Since that soul-crushing moment, I've pulled that dress out and hung it back up probably a dozen times. Needless to say, that one went out the closet door with a flourish of tulle and Parisian street scenes, and a special snarl.

Some things I couldn't throw out. This fringed, sleeveless T-shirt/tunic, for instance, stating an essential libidinous truth. A souvenir of the Washington County Fair, and veteran of a Swinging Orangutangs Bad T-Shirt Night gig.By evening, I had 13 oversized black leaf bags full of clothes and one full of shoes. There were 30-year-old cowboy boots in there, that I could wear before I got pregnant and my feet spread with the extra weight I was carrying.

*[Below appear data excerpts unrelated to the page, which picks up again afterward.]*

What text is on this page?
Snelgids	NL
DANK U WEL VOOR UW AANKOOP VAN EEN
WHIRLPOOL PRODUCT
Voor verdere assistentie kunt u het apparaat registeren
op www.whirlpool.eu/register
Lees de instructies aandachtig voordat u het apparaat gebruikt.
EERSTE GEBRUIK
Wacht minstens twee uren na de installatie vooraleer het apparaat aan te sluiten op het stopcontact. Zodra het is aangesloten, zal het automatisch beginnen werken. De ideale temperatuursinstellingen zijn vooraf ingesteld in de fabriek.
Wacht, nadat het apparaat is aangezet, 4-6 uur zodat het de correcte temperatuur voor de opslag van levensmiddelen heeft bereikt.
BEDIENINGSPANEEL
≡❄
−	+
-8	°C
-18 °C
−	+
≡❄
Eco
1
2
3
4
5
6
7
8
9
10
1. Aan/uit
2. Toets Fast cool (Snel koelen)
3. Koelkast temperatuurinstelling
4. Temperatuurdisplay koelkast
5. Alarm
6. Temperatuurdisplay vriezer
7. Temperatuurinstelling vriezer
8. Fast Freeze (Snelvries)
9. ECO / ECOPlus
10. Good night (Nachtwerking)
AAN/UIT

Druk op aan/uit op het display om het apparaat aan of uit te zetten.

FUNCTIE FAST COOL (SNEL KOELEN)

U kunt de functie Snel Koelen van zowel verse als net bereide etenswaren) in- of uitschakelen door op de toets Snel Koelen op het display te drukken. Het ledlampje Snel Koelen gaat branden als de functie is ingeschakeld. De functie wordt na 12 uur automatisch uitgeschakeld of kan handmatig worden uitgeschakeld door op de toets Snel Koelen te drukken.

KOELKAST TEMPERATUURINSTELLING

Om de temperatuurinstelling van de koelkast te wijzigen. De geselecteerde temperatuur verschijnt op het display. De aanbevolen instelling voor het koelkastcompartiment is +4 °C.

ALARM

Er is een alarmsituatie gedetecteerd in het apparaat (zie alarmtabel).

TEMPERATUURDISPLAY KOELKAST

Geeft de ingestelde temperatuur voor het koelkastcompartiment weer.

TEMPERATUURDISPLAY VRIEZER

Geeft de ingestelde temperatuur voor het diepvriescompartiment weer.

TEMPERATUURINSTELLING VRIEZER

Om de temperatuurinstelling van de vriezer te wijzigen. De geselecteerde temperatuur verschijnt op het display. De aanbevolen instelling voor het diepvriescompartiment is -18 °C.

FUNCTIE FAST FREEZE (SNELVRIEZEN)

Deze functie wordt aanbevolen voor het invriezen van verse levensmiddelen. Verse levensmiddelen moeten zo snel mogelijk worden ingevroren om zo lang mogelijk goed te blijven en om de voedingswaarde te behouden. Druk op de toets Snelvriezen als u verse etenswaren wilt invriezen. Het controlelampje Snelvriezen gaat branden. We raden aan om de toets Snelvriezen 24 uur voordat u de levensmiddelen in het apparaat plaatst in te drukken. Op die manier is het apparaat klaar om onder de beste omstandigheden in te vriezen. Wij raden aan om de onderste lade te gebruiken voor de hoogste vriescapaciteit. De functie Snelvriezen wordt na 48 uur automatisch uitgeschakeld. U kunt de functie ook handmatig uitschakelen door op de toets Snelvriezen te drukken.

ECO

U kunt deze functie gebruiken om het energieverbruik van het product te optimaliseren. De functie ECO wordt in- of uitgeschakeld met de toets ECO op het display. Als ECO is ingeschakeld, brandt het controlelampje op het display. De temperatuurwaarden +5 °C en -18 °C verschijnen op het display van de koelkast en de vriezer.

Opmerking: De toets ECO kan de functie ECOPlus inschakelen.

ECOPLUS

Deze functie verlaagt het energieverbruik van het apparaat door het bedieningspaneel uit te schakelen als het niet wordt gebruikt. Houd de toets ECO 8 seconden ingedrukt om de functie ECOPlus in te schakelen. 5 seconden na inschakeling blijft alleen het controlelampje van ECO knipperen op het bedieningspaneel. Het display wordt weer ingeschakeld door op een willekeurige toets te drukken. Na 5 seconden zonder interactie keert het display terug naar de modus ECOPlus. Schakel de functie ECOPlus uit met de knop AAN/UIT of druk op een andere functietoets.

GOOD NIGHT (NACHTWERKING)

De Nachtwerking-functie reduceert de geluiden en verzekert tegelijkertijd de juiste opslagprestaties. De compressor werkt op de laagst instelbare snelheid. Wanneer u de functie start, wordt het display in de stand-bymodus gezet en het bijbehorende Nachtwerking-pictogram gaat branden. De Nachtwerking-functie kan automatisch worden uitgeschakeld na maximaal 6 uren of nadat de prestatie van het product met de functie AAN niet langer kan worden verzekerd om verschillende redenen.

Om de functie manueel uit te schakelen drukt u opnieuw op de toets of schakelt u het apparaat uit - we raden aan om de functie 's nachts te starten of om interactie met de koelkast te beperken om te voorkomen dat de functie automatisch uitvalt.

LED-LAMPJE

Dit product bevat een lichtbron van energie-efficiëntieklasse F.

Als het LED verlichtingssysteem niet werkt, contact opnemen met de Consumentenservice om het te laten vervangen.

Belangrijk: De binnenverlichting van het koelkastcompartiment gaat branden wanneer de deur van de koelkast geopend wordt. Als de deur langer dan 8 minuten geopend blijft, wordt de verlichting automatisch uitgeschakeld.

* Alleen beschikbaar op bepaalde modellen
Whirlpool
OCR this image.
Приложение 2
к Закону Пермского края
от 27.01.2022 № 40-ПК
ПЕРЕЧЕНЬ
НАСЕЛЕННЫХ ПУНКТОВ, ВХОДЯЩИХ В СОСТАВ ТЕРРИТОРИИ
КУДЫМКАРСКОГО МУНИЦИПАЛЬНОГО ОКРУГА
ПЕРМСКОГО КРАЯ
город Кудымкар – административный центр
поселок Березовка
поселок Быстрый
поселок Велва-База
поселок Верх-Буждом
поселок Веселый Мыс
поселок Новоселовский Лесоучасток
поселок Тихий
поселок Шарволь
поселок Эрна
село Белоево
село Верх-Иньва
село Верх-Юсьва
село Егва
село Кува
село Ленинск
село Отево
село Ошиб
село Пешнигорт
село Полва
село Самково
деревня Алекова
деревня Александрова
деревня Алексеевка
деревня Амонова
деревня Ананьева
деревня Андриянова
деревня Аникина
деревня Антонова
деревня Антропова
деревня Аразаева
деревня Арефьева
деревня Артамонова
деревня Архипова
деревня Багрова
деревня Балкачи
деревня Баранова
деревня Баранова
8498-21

There were clogs and slip-ons and horribly painful Evan Picones and ugly Sears old lady pumps and dopey short boots that clopped against my ankles when I walked and, when you get right down to it, pretty much anything that wasn't a Keen or a Pikolino went flying out the door.

Today, I took it all to the Salvation Army, where it joined a pile of black leaf bags full of similar stuff that was about 12' high and 20' long. There were women putting clothing on hangers and dumping some of it into hampers. It smelled of sweat and cigarettes in there. I left my sartorial past behind and got in the car and drove on, feeling a little smaller in the beam, a little lighter on the earth.